Ethnicity reveals that 80% of COPD deaths are in non-Hispanic whites, and Hispanics had the least number of deaths (only 3,714 out of 133,965). African Americans had 7,539 deaths from COPD. Caucasians are at 3 times greater risk than Hispanics or African Americans to smoke and therefore die of COPD. Statistically, approximately 41 people out of 100,000 people die annually from COPD.
A correlation with rates of COPD is seen in states that have the highest smoking populations, notably the southeastern and midwestern states. Thirty-one percent of cases of COPD are attributable to environmental insults other than smoking; these include industrial pollutants—in factory workers who have never smoked and in developing countries. In disadvantaged homes, COPD may correlate with cooking using fossil fuels instead of electricity.
Survival rates are bleak.

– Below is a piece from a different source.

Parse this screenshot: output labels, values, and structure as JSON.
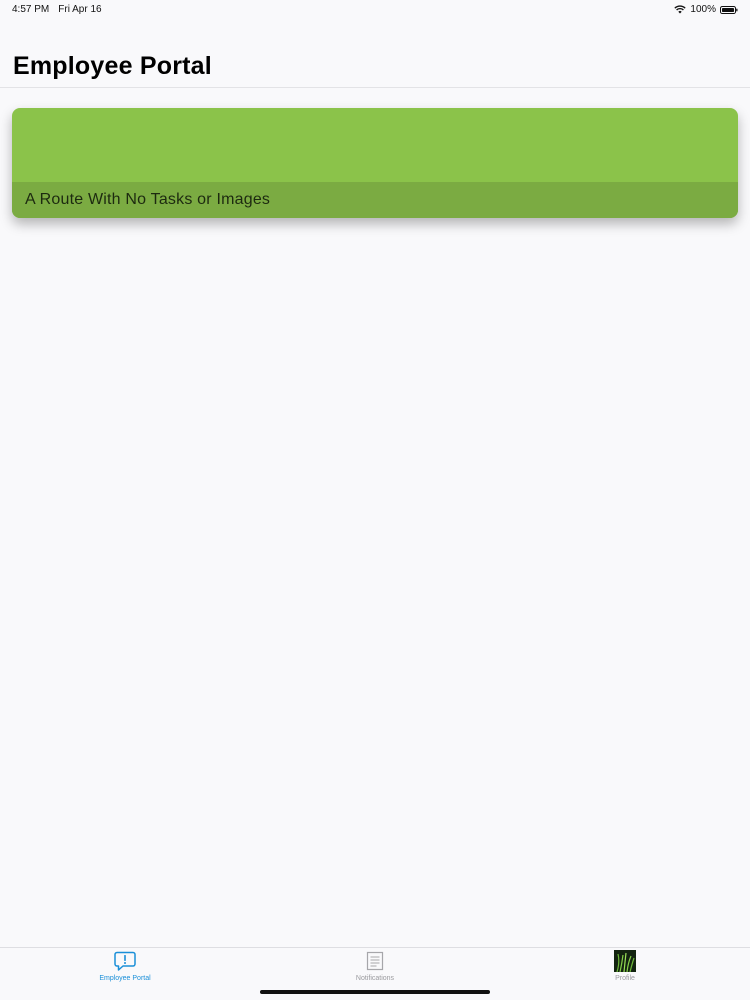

Female smokers are 13 times more likely to die from COPD than non-smoker females, and male smokers are at 12 times greater risk to die from COPD than counterpart non-smoking males.
Mark, the 62-year-old white male in our original case, is given the diagnosis of COPD and asks his healthcare provider how he developed it, whether there is a cure, and what is his prognosis. The provider tells him that his 20-year history of smoking, which equals 40 pack years* (20 years times 2 packs/day= 40), is the main cause of his COPD. He has additional risk factors of being a white male and working with industrial pollutants in his job. Unfortunately, there is no cure for him but he can receive treatment for the symptoms. His prognosis depends on his ability to stop smoking. The reality is that he has increased his morbidity by 12 times by choosing to smoke. The provider then explains how his lungs function and discusses treatment options.
*Pack years. Number of packs per day times the number of years smoked.
- One in three people have COPD.
- Women are more at risk of COPD than men.
- COPD is the third leading cause of death.
- Hispanics and African Americans are at the same risk of developing COPD.
- A 50-year old woman who smoked 1 pack daily for 30 years.
- A 70-year old man whose wife smokes outdoors only.
- A 63-year old woman who has never smoked but works in an industrial company as a secretary.
- A 50-year old man who smoked 2 packs of cigarettes per day for 25 years.
State a patient profile of a person who would be at greatest risk for developing COPD. What risk factors contribute to morbidity and mortality of COPD?